Either by working with your enemies. Or against them.
Representatives of two of the utilities that hope to store water in Chimney Hollow say that if a lawsuit filed to halt the reservoir is successful it may not stop the water from being diverted from the Colorado River, and a leading conservation group says the lawsuit will hurt the river not help it.
“It could mean that instead of one big project that holds the 90,000 acre feet, participants use a bunch of smaller options (for water storage),” said Michael Cook, district manager of the Little Thompson Water District, one of 13 participants in the reservoir project led by Northern Water.

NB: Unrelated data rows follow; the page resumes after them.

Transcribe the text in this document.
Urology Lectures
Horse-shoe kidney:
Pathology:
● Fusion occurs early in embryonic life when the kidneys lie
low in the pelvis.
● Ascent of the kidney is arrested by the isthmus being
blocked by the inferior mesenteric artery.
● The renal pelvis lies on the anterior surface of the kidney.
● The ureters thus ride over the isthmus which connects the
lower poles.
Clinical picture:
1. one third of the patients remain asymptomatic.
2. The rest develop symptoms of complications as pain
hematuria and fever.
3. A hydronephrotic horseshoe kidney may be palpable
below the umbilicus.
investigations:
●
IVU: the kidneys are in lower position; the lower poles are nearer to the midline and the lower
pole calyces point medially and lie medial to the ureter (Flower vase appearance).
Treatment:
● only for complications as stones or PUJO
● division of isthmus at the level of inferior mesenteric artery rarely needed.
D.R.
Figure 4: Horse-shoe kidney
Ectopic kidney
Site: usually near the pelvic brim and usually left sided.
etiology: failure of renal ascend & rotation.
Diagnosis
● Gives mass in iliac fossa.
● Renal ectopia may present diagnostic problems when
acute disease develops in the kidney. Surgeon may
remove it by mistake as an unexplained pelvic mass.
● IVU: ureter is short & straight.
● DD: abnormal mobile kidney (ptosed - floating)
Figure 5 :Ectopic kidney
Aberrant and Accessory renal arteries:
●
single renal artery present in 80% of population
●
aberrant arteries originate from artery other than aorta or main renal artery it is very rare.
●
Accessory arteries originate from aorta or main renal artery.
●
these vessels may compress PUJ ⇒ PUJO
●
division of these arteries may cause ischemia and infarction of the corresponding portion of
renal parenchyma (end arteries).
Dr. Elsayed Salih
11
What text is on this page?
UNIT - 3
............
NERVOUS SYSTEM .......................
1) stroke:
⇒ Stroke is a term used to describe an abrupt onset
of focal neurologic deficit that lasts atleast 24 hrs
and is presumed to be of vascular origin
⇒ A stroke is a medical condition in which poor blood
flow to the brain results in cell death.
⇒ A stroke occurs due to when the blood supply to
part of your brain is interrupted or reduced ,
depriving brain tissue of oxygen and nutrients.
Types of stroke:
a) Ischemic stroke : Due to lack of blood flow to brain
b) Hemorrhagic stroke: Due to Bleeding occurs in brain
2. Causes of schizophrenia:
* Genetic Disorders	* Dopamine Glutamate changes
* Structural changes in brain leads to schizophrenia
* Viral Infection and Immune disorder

The participants already own the supply of water, called Windy Gap, that would be diverted into the reservoir. However, they do not have a place to store it during years when water is plentiful for use in dry years when it is needed.
This reservoir would provide that storage to firm up the supply, which is why it also is called the Windy Gap Firming project.
The Little Thompson Water District accounts for about 6 percent of the overall project and has been using some of its Windy Gap water each year.
The city of Loveland, which owns 10.5 percent of the water, has used it infrequently but is relying on the water, which it purchased with money from a bond, for future water needs as the city grows.
The city needs a place to store this water to firm up the supply and would be forced to look at other storage options for its Windy Gap water if the lawsuit were to prevail, said Larry Howard, the city’s water resources manager…
However, he, like Werner, expressed confidence that the 14-year permitting process was sound and that the reservoir project will go forward despite the lawsuit, which was filed Thursday.
An attorney for Trout Unlimited, too, expressed doubt that the lawsuit will stop the project, stating that, despite the lawsuit, water will continue to be diverted from the Colorado River as populations grow and other solutions are needed to turn the tide.
“This lawsuit likely won’t stop Windy Gap, but it could succeed in delaying real solutions to the problems,” Mely Whiting, attorney for Trout Unlimited, said in a written statement. Trout Unlimited was a leading participant in negotiations for mitigation and conservation efforts included in the project.
“Habitat restoration projects and other solutions are already being implemented and showing great success in improving the health of the Colorado River. That’s why many conservation groups who’ve been working the longest on this problem support our collaborative approach.
“These solutions offer the best hope for keeping the valuable resources of the Upper Colorado alive. This short-sighted lawsuit would only delay progress.”